Two Sides Of The Coin – Kiss – Unmasked

  • Posted on March 1, 2018 at 1:28 AM

The night of Sunday, January 4, 1981 — 30 years ago on Tuesday — was bitterly cold. The roads and pavements in Bradford, Two Sides Of The Coin – Kiss – Unmasked Yorkshire, were shiny with ice.

Nobody would have been daft enough to go out unless they had to. Yet after the phone rang at my home in nearby Leeds at 8pm that evening, I couldn’t get out of the door fast enough. My hands were shaking with excitement. I even forgot to put on a coat. You see, I was then a young trainee reporter on the regional newspaper, the Yorkshire Post, and over the next few hours I would be the first person in the world to uncover the fascinating personal details of the most notorious mass murderer of modern times: the Yorkshire Ripper, Peter Sutcliffe. For five years, this monster’s crime spree — the savage murder of 13 women and the attempted murder of seven — had gripped not only the north of England, but the entire world. With two murders and two attacks within the past few months, the Yorkshire Ripper was, by New Year’s Day 1981, the biggest news story of its time.

Peter William Sutcliffe had been arrested in Sheffield on January 2. But no one outside the police knew any details — not even his name or where he lived. No one apart from a few reporters on the Yorkshire Post, that is. So until early the next morning, when hundreds of journalists and TV news crews from all over the world would descend on Bradford, I would have exclusive access to Sutcliffe’s neighbours and relatives. My normal reporter’s beat in those days was village stories in the Yorkshire Dales and the occasional flower show.

Sutcliffe that I began gathering on that freezing Sunday night. It is those notes I have in front of me now as I write. Yorkshire, and there were three P. Sutcliffes listed in the phone book within a few hundred yards of one another in Heaton, the area where we knew the Ripper lived. I wrote down the addresses on the first page of the notebook. I had a feeling it would be obvious when I found the right one. Number 6 Garden Lane was the last house I went to, and as soon as I saw it I made a big Biro tick in my notebook.

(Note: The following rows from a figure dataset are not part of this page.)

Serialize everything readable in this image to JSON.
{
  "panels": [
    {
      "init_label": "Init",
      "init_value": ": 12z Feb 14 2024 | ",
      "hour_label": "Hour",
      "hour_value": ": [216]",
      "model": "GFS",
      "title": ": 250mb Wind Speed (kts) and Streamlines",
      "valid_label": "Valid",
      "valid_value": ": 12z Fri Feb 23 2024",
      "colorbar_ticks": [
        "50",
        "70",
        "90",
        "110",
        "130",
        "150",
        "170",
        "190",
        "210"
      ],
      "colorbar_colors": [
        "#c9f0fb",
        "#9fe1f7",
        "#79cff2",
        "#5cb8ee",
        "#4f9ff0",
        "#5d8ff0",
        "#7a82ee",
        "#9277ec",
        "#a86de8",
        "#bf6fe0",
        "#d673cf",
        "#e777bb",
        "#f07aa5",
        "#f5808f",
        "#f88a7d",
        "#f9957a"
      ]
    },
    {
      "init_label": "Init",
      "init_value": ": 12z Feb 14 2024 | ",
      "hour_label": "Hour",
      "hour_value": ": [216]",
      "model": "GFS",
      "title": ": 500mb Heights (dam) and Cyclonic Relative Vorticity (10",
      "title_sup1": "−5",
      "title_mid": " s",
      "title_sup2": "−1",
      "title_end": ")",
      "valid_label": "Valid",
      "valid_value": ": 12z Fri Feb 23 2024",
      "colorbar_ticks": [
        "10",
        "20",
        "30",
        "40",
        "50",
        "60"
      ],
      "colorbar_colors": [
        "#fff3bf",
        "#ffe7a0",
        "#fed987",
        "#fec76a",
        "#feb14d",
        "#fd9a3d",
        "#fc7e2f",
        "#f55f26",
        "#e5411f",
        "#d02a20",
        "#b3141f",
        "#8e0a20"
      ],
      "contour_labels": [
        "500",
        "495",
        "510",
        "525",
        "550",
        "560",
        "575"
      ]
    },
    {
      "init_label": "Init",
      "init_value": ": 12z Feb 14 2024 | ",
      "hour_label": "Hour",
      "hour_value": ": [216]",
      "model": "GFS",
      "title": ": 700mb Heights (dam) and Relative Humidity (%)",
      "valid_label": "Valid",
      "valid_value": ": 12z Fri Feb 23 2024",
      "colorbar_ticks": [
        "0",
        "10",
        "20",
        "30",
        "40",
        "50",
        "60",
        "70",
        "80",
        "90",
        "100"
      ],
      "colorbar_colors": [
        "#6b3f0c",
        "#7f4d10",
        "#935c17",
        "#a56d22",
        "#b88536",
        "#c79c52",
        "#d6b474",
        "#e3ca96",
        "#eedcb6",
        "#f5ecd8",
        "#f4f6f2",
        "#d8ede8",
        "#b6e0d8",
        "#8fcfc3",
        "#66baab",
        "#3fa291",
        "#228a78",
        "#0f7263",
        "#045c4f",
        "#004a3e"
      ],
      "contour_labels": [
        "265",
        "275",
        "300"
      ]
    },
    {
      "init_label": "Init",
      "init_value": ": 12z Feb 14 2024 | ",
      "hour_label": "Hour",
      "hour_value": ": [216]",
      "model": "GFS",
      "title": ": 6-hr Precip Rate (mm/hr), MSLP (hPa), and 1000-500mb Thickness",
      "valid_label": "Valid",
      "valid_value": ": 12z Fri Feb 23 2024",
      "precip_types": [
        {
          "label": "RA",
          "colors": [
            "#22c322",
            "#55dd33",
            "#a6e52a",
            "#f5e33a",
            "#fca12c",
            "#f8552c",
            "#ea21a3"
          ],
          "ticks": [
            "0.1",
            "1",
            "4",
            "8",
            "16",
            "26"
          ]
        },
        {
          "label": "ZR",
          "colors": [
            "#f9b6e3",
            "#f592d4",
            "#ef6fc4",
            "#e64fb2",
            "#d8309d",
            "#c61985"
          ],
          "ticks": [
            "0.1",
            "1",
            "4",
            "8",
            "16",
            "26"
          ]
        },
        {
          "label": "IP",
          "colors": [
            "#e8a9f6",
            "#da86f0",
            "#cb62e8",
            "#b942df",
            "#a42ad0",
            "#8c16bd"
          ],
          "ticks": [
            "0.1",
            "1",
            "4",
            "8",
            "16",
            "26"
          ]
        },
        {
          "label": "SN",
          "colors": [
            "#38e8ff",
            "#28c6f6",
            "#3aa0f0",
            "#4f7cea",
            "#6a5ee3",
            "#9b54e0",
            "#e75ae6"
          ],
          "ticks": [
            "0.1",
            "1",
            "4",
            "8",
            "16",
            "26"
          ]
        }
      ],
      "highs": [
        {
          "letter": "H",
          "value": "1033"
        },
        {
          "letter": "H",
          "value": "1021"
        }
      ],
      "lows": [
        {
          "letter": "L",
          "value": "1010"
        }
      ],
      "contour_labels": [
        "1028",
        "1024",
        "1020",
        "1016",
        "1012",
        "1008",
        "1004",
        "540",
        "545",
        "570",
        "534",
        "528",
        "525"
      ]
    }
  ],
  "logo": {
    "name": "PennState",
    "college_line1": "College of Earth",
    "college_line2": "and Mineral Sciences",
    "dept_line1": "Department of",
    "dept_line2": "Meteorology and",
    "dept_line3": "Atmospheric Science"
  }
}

It wasn’t just the police panda car outside: the house just looked deeply spooky. In a road of ordinary 1930s semis, it was tall and detached and set high above the street. In the yellow streetlight, it was grey and forbidding. It reminded me of the Addams Family house. So was this the home of the Yorkshire Ripper, the maniac who had terrified millions of women all these years? We always imagined he would live in a seedy bedsit, not a middle-class detached house in one of the best parts of Bradford.